Methods of examining Prakriti
Charaka Samhita, an ancient Ayurvedic script (200 BC), describes elaborately about Prakriti including the methods of its examination on objective and subjective basis. It describes vividly about various physical, physiological, and behavioral features specific to Dosha types, whose presence may give a clue to the dominance of some Dosha over the other. An observation of available features thereby indicates the dominance of specific Dosha, eventually helping Prakriti identification in an individual.[11] This method of Prakriti examination is followed by most successors of Charaka Samhita with additional elaborations of features at places to mark further clarification.
One striking feature notable to classical Prakriti examination in Ayurveda is its reliance upon positive features to reach at a confirmatory Prakriti determination.

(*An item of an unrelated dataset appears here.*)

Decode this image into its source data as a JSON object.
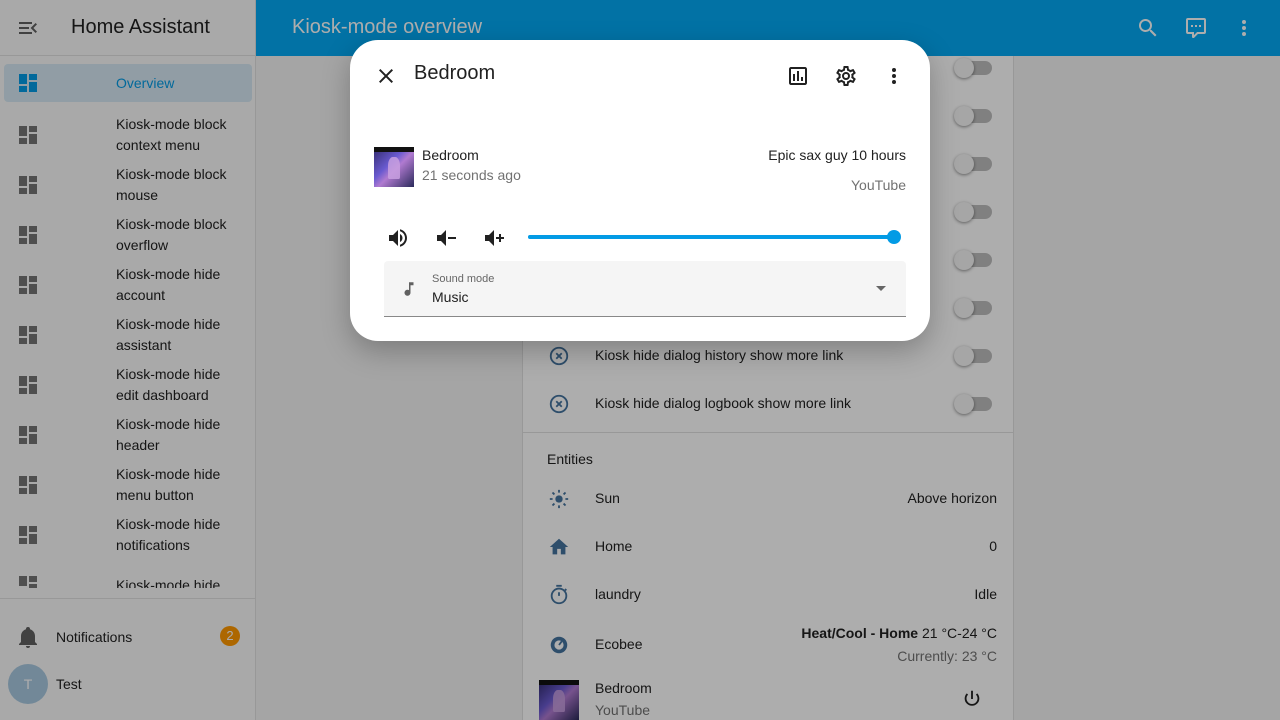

As a result, absence or presence of features specific to one Dosha has never been allowed to be used as clue to the presence or absence of another Dosha. This so called “inclusion approach” is found more realistic compared to an “exclusion approach” where Dosha determination can also be made on the basis of absence of certain features. In biomedicine too, inclusion diagnoses based upon positive features are found to be more consistent with pathophysiological process, compared to the exclusion diagnoses based upon absence of certain features. The more we learn about the disease process and its systemic effects, the more comprehensible we become to its manifestations. Eventually, on the basis of this learning, many erstwhile exclusion diagnoses are changed into inclusion diagnoses based upon comprehensible features. This change is most visible in the field of psychiatry where exclusion diagnoses ruled for long periods of its history.[12]
It is important to observe that in reference to Prakriti determination, ancient Ayurvedic scholars consistently stressed upon positive features of Dosha in their subtle details to reach at a Prakriti determination through their direct observation in an individual.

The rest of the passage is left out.